The description herein is presented to enable any person skilled in the art to make and use the invention and is provided in the context of particular applications of the invention and their requirements. Various modifications to the disclosed embodiments will be readily apparent to those skilled in the art and the general principles defined herein may be applied to other embodiments and applications without departing from the spirit and scope of the present invention. Thus, the present invention is not intended to be limited to the embodiments shown, but is to be accorded the widest scope consistent with the principles and features disclosed herein.

In particular, various embodiments of the invention discussed herein are implemented using the Internet as a means of communicating among a plurality of computer systems. One skilled in the art will recognize that the present invention is not limited to the use of the Internet as a communication medium and that alternative methods of the invention may accommodate the use of a private intranet, a Local Area Network (LAN), a Wide Area Network (WAN) or other means of communication. In addition, various combinations of wired, wireless (e.g., radio frequency) and optical communication links may be utilized.

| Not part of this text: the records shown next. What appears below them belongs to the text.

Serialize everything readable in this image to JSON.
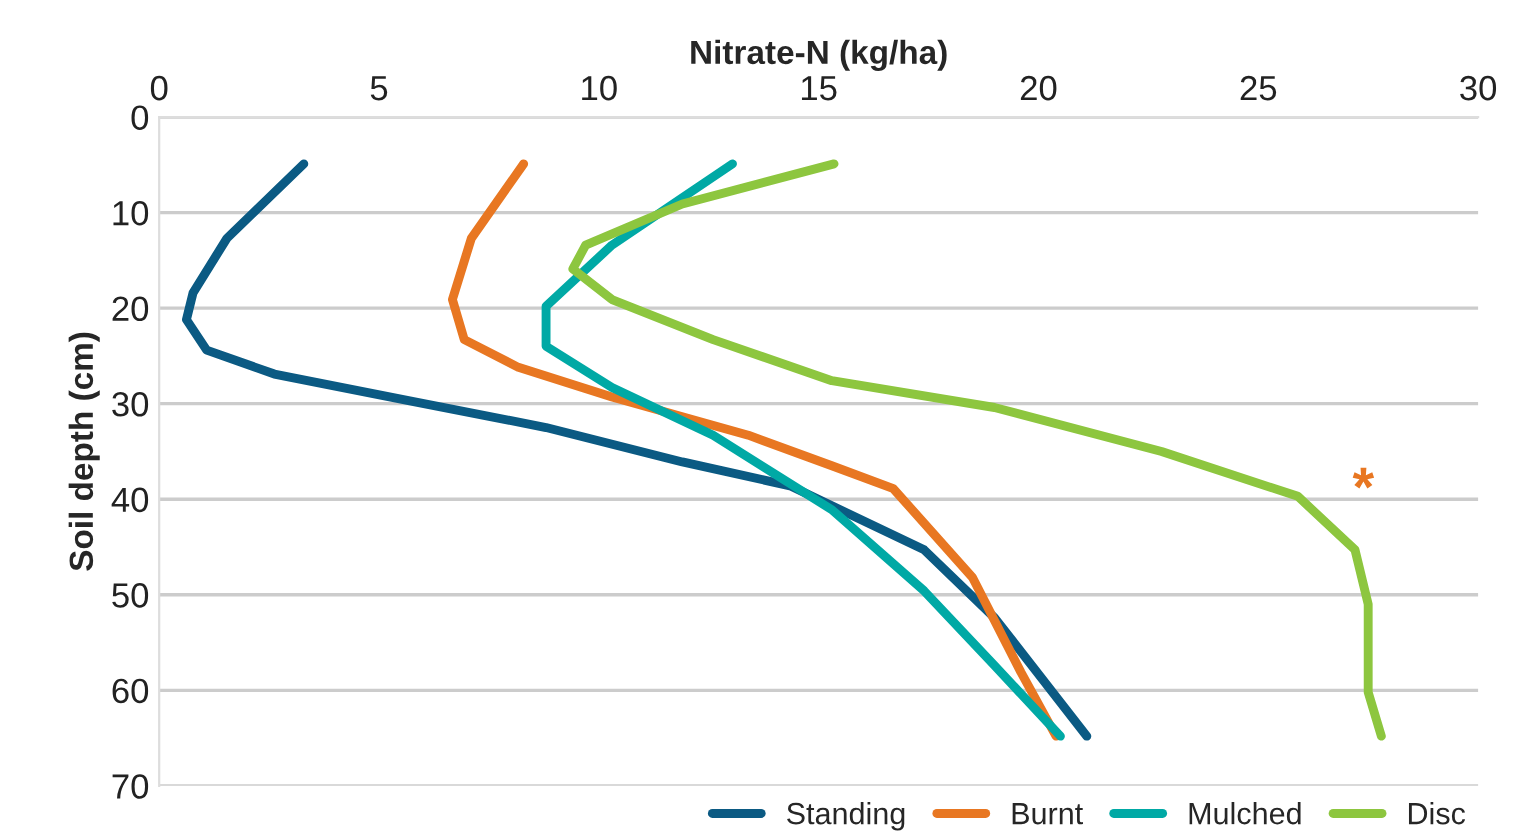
{
  "chart_data": {
    "type": "line",
    "xlabel": "Nitrate-N (kg/ha)",
    "ylabel": "Soil depth (cm)",
    "xlim": [
      0,
      30
    ],
    "xticks": [
      0,
      5,
      10,
      15,
      20,
      25,
      30
    ],
    "ylim": [
      70,
      0
    ],
    "yticks": [
      0,
      10,
      20,
      30,
      40,
      50,
      60,
      70
    ],
    "grid": "y",
    "legend": "bottom right",
    "line_style": "solid",
    "marker": "none",
    "series": [
      {
        "name": "Standing",
        "color": "#0b5a83",
        "x": [
          3.29,
          1.54,
          0.77,
          0.62,
          1.08,
          2.62,
          5.7,
          8.8,
          11.9,
          14.35,
          17.4,
          19.0,
          21.1
        ],
        "values": [
          4.9,
          12.7,
          18.4,
          21.2,
          24.4,
          26.9,
          29.7,
          32.5,
          36.1,
          38.6,
          45.3,
          52.4,
          64.8
        ]
      },
      {
        "name": "Burnt",
        "color": "#e87722",
        "x": [
          8.29,
          7.1,
          6.67,
          6.94,
          8.17,
          10.3,
          13.4,
          15.3,
          16.7,
          18.5,
          19.6,
          20.4
        ],
        "values": [
          4.9,
          12.7,
          19.1,
          23.3,
          26.2,
          29.3,
          33.3,
          36.5,
          38.9,
          48.2,
          58.1,
          64.8
        ]
      },
      {
        "name": "Mulched",
        "color": "#00a9a5",
        "x": [
          13.04,
          10.3,
          8.8,
          8.8,
          10.3,
          12.6,
          15.3,
          17.4,
          19.0,
          20.5
        ],
        "values": [
          4.9,
          13.4,
          19.8,
          24.0,
          28.3,
          33.3,
          41.1,
          49.6,
          57.4,
          64.8
        ]
      },
      {
        "name": "Disc",
        "color": "#8dc63f",
        "x": [
          15.35,
          11.9,
          9.7,
          9.41,
          10.3,
          12.6,
          15.3,
          19.0,
          22.8,
          25.9,
          27.2,
          27.5,
          27.5,
          27.8
        ],
        "values": [
          4.9,
          9.1,
          13.4,
          15.9,
          19.1,
          23.3,
          27.6,
          30.4,
          35.0,
          39.7,
          45.3,
          51.0,
          60.2,
          64.8
        ]
      }
    ],
    "annotations": [
      "*"
    ]
  }
}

The program environment in which one embodiment of the invention may be executed illustratively incorporates one or more general-purpose computers or special-purpose devices such hand-held computers. Details of such devices (e.g., processor, memory, data storage, input and output devices) are well known and are omitted for the sake of clarity.

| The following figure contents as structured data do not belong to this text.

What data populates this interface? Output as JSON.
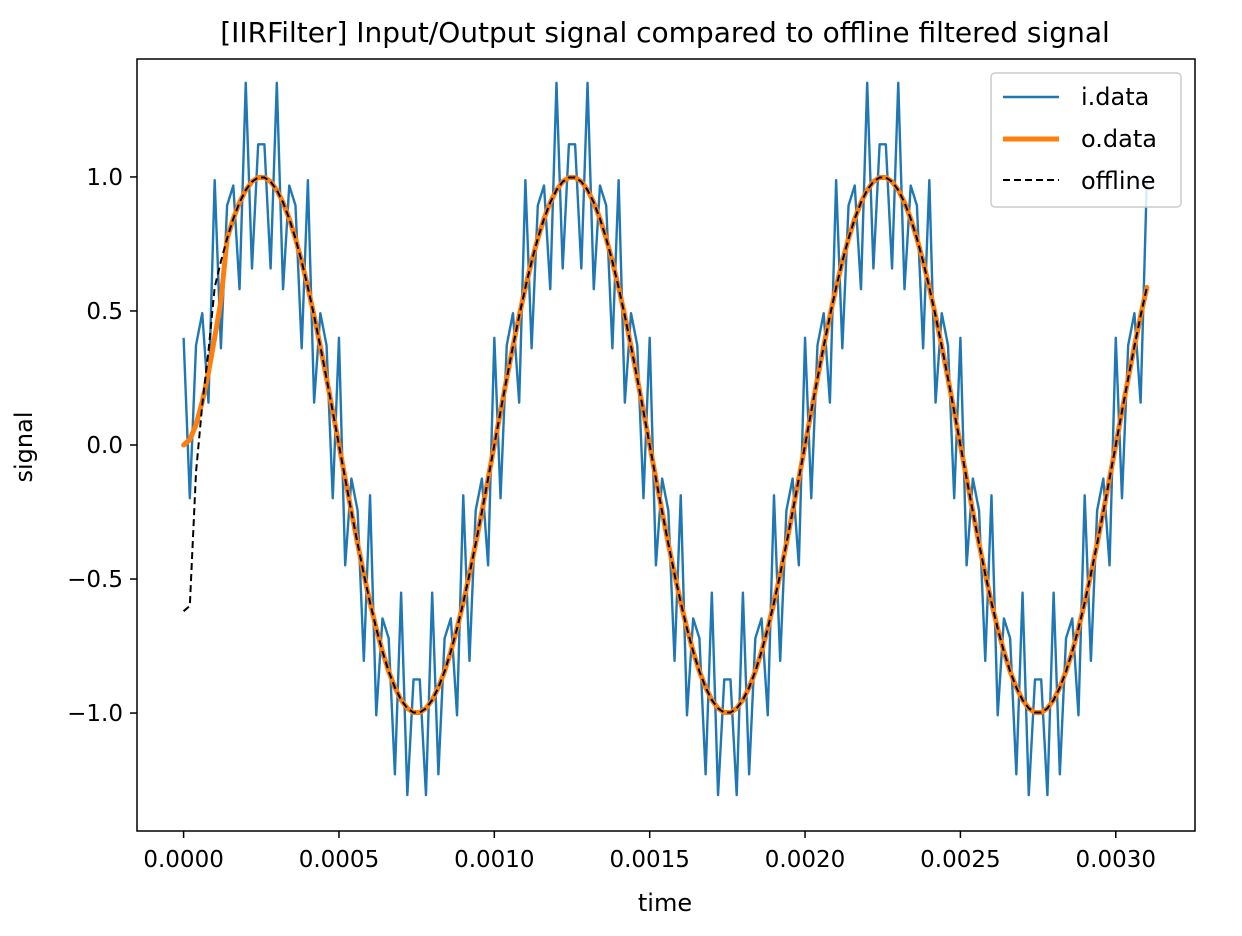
{
  "chart_data": {
    "type": "line",
    "title": "[IIRFilter] Input/Output signal compared to offline filtered signal",
    "xlabel": "time",
    "ylabel": "signal",
    "xlim": [
      -0.00015,
      0.003255
    ],
    "ylim": [
      -1.44,
      1.44
    ],
    "xticks": [
      0.0,
      0.0005,
      0.001,
      0.0015,
      0.002,
      0.0025,
      0.003
    ],
    "xtick_labels": [
      "0.0000",
      "0.0005",
      "0.0010",
      "0.0015",
      "0.0020",
      "0.0025",
      "0.0030"
    ],
    "yticks": [
      -1.0,
      -0.5,
      0.0,
      0.5,
      1.0
    ],
    "ytick_labels": [
      "−1.0",
      "−0.5",
      "0.0",
      "0.5",
      "1.0"
    ],
    "grid": false,
    "legend_position": "top-right",
    "sampling": {
      "t_start": 0.0,
      "t_step": 2e-05,
      "samples": 156
    },
    "series": [
      {
        "name": "i.data",
        "color": "#1f77b4",
        "style": "solid",
        "formula": "sin(2*pi*1000*t) + 0.4*sin(2*pi*20000*t + pi/2)"
      },
      {
        "name": "o.data",
        "color": "#ff7f0e",
        "style": "solid-thick",
        "formula": "sin(2*pi*1000*t) after startup transient"
      },
      {
        "name": "offline",
        "color": "#000000",
        "style": "dashed",
        "formula": "sin(2*pi*1000*t) with initial deviation to -0.62"
      }
    ]
  }
}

It should also be understood that the techniques of the present invention might be implemented using a variety of technologies. For example, the methods described herein may be implemented in software running on a computer system, or implemented in hardware utilizing either a combination of microprocessors or other specially designed application specific integrated circuits, programmable logic devices, or various combinations thereof. In particular, methods described herein may be implemented by a series of computer-executable instructions residing on a storage medium such as a carrier wave, disk drive, or computer-readable medium. Exemplary forms of carrier waves may be electrical, electromagnetic or optical signals conveying digital data streams along a local network or a publicly accessible network such as the Internet. In addition, although specific embodiments of the invention may employ object-oriented software programming concepts, the invention is not so limited and is easily adapted to employ other forms of directing the operation of a computer.

The invention can also be provided in the form of a computer program product comprising a computer readable medium having computer code thereon. A computer readable medium can include any medium capable of storing computer code thereon for use by a computer, including optical media such as read only and writeable CD and DVD, magnetic memory, semiconductor memory (e.g., FLASH memory and other portable memory cards, etc.), etc. Further, such software can be downloadable or otherwise transferable front one computing device to another via network, wireless link, nonvolatile memory device, etc.

While various embodiments have been described above, it should be understood that they have been presented by way of example only, and not limitation. Thus, the breadth and scope of a preferred embodiment should not be limited by any of the above-described exemplary embodiments, but should be defined only in accordance with the following claims and their equivalents.